Yes, the final completion sends both notifications.

> > +static int engines_notify(struct i915_sw_fence *fence,
> > +                       enum i915_sw_fence_notify state)
> > +{
> > +     struct i915_gem_engines *engines =
> > +             container_of(fence, typeof(*engines), fence);
> > +
> > +     switch (state) {
> > +     case FENCE_COMPLETE:
> > +             if (!list_empty(&engines->link)) {
> 
> Why it is safe to look at the state of engines->link outside the lock? 
> We can have a race between context close and completion event on a stale 
> engine, right?

There is no race :)

It's just coordination with kill_stale_engines().

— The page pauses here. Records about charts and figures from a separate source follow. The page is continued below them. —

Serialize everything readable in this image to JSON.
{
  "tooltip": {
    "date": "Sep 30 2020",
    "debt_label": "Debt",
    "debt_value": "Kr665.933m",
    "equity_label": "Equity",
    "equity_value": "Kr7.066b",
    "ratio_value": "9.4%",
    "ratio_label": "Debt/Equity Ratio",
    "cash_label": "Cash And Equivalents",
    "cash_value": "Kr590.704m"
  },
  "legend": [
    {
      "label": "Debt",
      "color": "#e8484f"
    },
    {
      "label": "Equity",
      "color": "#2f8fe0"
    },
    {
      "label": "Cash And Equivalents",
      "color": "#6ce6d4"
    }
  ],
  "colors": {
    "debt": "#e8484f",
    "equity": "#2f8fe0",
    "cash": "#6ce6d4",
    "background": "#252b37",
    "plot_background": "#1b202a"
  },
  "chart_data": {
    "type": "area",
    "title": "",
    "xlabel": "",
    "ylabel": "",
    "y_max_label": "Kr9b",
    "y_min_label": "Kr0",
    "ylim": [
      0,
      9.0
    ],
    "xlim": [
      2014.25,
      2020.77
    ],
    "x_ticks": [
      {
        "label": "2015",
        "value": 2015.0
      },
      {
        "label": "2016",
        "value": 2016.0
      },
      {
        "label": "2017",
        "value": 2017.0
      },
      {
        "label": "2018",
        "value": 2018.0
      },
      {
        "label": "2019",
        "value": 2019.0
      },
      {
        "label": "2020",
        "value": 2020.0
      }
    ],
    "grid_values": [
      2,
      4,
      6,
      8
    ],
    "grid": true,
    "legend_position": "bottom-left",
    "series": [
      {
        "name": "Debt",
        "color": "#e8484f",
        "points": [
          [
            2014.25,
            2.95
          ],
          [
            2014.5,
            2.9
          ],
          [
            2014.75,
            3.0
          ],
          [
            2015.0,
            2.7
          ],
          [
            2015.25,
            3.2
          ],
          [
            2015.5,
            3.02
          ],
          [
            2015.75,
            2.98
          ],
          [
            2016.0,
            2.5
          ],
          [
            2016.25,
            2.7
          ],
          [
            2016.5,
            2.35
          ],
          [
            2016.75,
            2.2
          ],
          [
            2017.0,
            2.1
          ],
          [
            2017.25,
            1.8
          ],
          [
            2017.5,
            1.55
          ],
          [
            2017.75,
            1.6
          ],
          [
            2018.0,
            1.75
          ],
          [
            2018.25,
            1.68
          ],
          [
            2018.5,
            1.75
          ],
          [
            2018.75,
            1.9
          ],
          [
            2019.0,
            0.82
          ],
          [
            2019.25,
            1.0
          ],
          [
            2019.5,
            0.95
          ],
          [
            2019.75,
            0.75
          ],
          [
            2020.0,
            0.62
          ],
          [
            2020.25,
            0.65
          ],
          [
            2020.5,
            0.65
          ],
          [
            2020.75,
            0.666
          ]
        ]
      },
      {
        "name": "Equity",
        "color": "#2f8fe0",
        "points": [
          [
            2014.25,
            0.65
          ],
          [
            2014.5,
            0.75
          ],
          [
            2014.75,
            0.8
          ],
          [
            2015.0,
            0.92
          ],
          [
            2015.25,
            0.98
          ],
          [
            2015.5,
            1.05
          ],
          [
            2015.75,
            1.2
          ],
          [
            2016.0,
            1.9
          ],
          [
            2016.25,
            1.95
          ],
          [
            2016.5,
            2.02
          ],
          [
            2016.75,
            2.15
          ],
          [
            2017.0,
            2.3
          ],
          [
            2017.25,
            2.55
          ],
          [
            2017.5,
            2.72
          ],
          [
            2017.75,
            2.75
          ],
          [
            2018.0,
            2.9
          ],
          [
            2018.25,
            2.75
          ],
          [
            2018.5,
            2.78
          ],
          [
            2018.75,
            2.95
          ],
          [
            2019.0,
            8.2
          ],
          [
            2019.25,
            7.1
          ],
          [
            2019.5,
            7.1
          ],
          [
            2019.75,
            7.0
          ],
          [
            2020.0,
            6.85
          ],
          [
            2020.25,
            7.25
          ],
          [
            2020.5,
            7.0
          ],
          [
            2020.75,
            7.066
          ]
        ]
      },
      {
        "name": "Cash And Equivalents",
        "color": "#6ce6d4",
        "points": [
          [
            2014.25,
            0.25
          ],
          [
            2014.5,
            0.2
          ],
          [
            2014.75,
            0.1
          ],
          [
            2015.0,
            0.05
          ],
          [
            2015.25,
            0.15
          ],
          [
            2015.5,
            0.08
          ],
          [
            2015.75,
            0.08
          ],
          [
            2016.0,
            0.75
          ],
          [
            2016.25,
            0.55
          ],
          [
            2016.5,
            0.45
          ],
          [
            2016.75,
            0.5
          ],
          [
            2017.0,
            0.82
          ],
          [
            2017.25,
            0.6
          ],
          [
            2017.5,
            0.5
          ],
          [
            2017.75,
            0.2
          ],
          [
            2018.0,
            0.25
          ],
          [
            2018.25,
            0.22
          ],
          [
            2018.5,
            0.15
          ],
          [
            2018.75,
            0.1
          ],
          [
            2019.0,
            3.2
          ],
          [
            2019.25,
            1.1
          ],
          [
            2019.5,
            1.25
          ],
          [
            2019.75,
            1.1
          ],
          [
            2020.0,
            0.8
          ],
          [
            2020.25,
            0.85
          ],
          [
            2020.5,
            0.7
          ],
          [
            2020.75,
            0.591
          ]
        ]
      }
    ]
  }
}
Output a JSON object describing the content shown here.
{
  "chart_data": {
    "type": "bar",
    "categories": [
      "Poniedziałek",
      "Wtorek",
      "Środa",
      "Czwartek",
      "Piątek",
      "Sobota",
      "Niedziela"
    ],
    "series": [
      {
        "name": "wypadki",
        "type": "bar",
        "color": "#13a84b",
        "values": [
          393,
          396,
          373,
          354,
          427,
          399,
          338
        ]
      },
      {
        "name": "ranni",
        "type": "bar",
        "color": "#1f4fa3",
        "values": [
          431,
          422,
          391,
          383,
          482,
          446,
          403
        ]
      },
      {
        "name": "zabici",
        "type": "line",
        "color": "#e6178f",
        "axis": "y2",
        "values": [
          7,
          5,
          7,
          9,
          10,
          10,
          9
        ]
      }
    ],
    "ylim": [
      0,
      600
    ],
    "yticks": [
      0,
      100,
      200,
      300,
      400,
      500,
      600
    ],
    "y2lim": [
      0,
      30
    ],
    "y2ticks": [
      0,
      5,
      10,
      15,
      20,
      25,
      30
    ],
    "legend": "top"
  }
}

> > +static void engines_idle_release(struct i915_gem_engines *engines)
> > +{
> > +     struct i915_gem_engines_iter it;
> > +     struct intel_context *ce;
> > +     unsigned long flags;
> > +
> > +     GEM_BUG_ON(!engines);
> > +     i915_sw_fence_init(&engines->fence, engines_notify);
> > +
> > +     spin_lock_irqsave(&engines->ctx->stale.lock, flags);
> > +     list_add(&engines->link, &engines->ctx->stale.engines);
> > +     spin_unlock_irqrestore(&engines->ctx->stale.lock, flags);
> > +
> > +     for_each_gem_engine(ce, engines, it) {
> > +             struct dma_fence *fence;
> > +             int err;
> > +
> > +             if (!ce->timeline)
> > +                     continue;
> 
> When does this happen?

Replacing the default engines before use. Or any engine set prior to
use.

> > +
> > +             fence = i915_active_fence_get(&ce->timeline->last_request);
> > +             if (!fence)
> > +                     continue;
> > +
> > +             err = i915_sw_fence_await_dma_fence(&engines->fence,
> > +                                                 fence, 0,
> > +                                                 GFP_KERNEL);
> > +
> > +             dma_fence_put(fence);
> > +             if (err < 0) {
> > +                     kill_engines(engines);
> > +                     break;
> 
> Okay to leave already setup awaits active in this case?

Yes. They will be signaled. It may seem a bit harsh, but we fell into an
unlikely error path and have to do so something.

> > -void i915_sw_fence_await(struct i915_sw_fence *fence)
> > +bool i915_sw_fence_await(struct i915_sw_fence *fence)
> >   {
> > -     debug_fence_assert(fence);
> > -     WARN_ON(atomic_inc_return(&fence->pending) <= 1);
> > +     int old, new;
> > +
> > +     new = atomic_read(&fence->pending);
> > +     do {
> > +             if (new < 1)
> > +                     return false;
> > +
> > +             old = new++;
> > +     } while ((new = atomic_cmpxchg(&fence->pending, old, new)) != old);
> > +
> > +     return true;
> 
> No idea what's happening here. Why was the existing code inadequate and 
> what are you changing?

I needed an await_if_busy to handle the race with the interrupts.
-Chris